HSBC's results were so disappointing its boss just took a pay cut

HSBC just reported a surprise loss in the fourth quarter — even though it had been actively paring back on costs and cutting jobs for years in order to save cash.

In fact, Europe’s largest bank confirmed in a statement that income from lending fell and loan impairment charges leading to a loss in the fourth quarter.

Overall, its 2015 financial results looked pretty flat and it warned of a gloomy future.

It’s boss is even taking a pay cut.

‘Targeted investment, prudent lending and our diversified, universal banking business model helped us achieve revenue growth in a difficult market environment, whilst also reducing risk-weighted assets. Strict cost management slowed cost growth and our cautious approach to credit helped keep loan impairment charges low,” said Stuart Gulliver, group CEO at HSBC in the results statement.

“We made a good start in implementing the plans that we announced at our Investor Update in June.
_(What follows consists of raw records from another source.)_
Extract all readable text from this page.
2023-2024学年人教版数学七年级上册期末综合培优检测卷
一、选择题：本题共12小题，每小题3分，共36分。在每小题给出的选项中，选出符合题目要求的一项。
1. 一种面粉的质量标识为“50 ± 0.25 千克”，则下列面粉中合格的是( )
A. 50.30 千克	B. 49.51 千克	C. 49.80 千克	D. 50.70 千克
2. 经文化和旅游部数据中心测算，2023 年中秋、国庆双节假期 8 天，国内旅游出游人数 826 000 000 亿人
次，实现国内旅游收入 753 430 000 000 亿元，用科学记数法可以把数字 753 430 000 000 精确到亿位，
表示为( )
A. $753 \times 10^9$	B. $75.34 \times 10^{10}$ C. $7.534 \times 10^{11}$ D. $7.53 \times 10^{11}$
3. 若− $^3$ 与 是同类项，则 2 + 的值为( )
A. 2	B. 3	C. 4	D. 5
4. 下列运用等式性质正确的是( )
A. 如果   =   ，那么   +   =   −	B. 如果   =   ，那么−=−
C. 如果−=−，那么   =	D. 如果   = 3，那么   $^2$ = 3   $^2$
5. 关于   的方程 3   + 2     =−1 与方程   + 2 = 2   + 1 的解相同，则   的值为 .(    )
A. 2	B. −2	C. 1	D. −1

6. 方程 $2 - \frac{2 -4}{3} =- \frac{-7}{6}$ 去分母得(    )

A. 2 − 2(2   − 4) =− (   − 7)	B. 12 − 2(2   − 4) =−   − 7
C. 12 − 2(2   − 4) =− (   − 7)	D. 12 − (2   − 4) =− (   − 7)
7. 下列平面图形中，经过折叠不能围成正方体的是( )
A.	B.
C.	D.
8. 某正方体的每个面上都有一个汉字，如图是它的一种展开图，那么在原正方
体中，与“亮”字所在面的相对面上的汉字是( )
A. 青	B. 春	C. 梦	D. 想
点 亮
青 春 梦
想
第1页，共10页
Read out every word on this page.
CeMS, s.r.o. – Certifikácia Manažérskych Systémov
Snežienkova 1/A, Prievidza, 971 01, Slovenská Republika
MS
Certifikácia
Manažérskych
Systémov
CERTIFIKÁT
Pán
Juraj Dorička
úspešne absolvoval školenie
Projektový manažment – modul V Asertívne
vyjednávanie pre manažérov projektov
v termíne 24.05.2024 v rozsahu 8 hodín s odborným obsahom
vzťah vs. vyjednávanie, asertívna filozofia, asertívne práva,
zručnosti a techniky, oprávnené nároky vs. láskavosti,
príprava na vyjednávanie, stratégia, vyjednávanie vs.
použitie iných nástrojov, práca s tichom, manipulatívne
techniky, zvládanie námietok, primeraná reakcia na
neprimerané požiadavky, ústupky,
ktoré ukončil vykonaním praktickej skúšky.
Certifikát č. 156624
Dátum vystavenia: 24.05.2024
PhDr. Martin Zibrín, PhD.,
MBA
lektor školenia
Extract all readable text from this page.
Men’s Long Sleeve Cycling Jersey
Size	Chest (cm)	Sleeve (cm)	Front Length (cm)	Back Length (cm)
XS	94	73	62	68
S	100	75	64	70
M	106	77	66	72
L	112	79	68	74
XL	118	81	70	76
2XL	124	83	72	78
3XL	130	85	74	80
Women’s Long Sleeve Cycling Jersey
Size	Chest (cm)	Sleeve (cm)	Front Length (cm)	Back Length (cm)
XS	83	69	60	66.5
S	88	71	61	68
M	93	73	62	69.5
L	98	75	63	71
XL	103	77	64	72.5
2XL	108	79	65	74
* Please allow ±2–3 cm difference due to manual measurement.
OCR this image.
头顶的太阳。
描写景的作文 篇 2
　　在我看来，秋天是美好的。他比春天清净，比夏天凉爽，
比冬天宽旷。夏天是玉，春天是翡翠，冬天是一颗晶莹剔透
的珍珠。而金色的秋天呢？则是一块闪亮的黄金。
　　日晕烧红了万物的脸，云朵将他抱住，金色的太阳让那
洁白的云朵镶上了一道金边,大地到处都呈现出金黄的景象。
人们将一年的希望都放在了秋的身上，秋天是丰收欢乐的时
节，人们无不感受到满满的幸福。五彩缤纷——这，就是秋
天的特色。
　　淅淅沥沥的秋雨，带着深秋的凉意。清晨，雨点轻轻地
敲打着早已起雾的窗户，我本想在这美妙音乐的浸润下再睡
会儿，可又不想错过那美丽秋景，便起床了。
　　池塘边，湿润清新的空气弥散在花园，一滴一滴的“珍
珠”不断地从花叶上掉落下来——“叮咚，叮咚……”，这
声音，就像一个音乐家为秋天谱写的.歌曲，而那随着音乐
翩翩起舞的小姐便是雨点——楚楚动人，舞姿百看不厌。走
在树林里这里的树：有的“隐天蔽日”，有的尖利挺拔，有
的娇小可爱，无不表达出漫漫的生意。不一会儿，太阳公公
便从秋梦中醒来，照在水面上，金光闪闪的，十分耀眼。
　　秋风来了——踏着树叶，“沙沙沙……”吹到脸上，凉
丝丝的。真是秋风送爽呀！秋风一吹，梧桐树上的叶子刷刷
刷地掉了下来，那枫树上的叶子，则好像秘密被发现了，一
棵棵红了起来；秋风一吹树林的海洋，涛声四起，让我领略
Delivering against these plans remains our primary focus.”

Profit before tax at $18.87 billion for 2015 versus $18.7 billion the previous year. This is below a Reuters poll of analysts which forecasted $21.8 billion. Adjusted revenue was also only up 1% at $57,765 million.

Although that doesn’t seem on the surface absolutely terrible, analysts had expected the bank to post bigger numbers considering it is cutting around 50,000 jobs in the bid to save $5 billion (£3.1 billion) a year by 2017. The bank, like most others, is seeking to cut costs and reduce the size of its capital-intensive investment banking operations.

Last week, the bank u-turned on a global pay freeze last week after a protest from employees, saying it would find cost savings elsewhere.

It then u-turned on the u-turn, refreezing salaries for thousands of UK-based managers,according to a report in the Financial Times.

HSBC said today that Gulliver will take a £300,000 pay cut to £7.3 million.

Meanwhile, HSBC this month also finally chose to keep its headquarters in the UK after a long-running relocation review. The bank, one of the world’s largest by assets, considered Hong Kong, the US, and Canada in its list of potential new homes.